Shooting & Goalkeeping: Cádiz total shots: 40, FC Andorra total shots: 60, Cádiz shots inside box: 13, FC Andorra shots inside box: 11, Cádiz goalkeeper saves: 24, FC Andorra goalkeeper saves: 16
| Ball possession: Cádiz | 11 |
| Ball possession: FC Andorra | 7 |
| Total passes: Cádiz | 338 |
| Total passes: FC Andorra | 527 |
| Accurate passes: Cádiz | 74 |
| Accurate passes: FC Andorra | 85 |
| Corner kicks: Cádiz | 66 |
| Corner kicks: FC Andorra | 58 |
| Shots off goal: Cádiz | 3 |
| Shots off goal: FC Andorra | 0 |
League Context: Two Clubs at Opposite Ends of a Question
This result carries genuine consequence when placed within the broader landscape of La Liga 2. Cádiz sit 18th in the table, with 38 points from 34 matches, a record of 10 wins, 8 draws, and 16 defeats, and a goal difference of -14 that speaks to a campaign spent defending more than it has been spent creating. The Andalusian club have conceded 47 goals against 33 scored, a balance that reflects the chronic vulnerability this defeat once again exposed. FC Andorra, by contrast, occupy 12th position with 46 points from the same 34 matches, their record reading 12 wins, 10 draws, and 12 losses. Their goal difference of plus 3, with 50 goals scored and 47 conceded, tells the story of a team that has found ways to win without always being dominant. Today was a fine example of that particular intelligence: contain, wait, convert, survive. The beautiful game does not always reward the beautiful team.
| Cádiz position | 18th |
| Cádiz points | 38 from 34 matches |
| Cádiz record | W10 D8 L16 |
| Cádiz goals | 33 scored / 47 conceded |
| FC Andorra position | 12th |
| FC Andorra points | 46 from 34 matches |
| FC Andorra record | W12 D10 L12 |
| FC Andorra goals | 50 scored / 47 conceded |
What This Match Asks of Both Clubs
For Cádiz, this defeat arrives as something more than a dropped three points. The disciplinary catastrophe of the second half, the sheer number of players dismissed in the closing stages, the 27 fouls conceded against Andorra's 17, these are symptoms of a group operating under considerable strain. A side sitting 18th with a goal difference of -14 and 16 defeats from 34 matches cannot afford to compound poor league positions with suspensions that will deplete the squad in the matches that follow. What I find genuinely concerning, rather than merely disappointing, is the lack of composure in the moments when composure was most essential. When the task was simply to stay organised and create chances from the one goal down position, Cádiz instead unravelled. Andorra, to their considerable credit, kept their heads for the most part. They lost four players to red cards as well, yet never lost the result. The margin between these two clubs today was not tactical or physical. It was mental.

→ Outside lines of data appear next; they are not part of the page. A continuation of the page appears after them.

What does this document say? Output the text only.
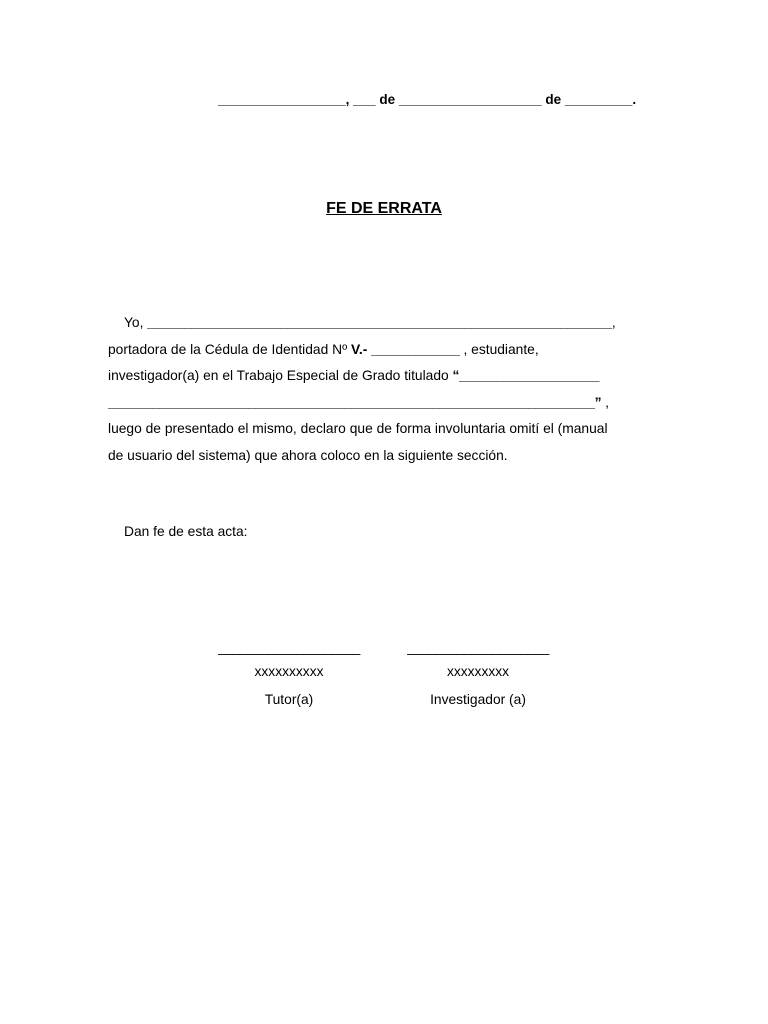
_________________, ___ de ___________________ de _________.
FE DE ERRATA
Yo, _______________________________________________________________,
portadora de la Cédula de Identidad Nº V.- ____________ , estudiante,
investigador(a) en el Trabajo Especial de Grado titulado “___________________
__________________________________________________________________” ,
luego de presentado el mismo, declaro que de forma involuntaria omití el (manual
de usuario del sistema) que ahora coloco en la siguiente sección.
Dan fe de esta acta:
____________________
xxxxxxxxxx
Tutor(a)
____________________
xxxxxxxxx
Investigador (a)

There will be time enough for Cádiz to reflect on what went wrong here. The numbers are not kind: 40 shots and only one goal conceded speaks to a home side that created volume, but the single goal in their own net and the parade of red cards that followed tells a story of a club that needs to find stillness before it finds form. FC Andorra take their 46 points and move on, and those three points were earned with the most efficient and composed performance available to them. A single right-foot shot. A clean sheet. And the discipline, largely, to see it through.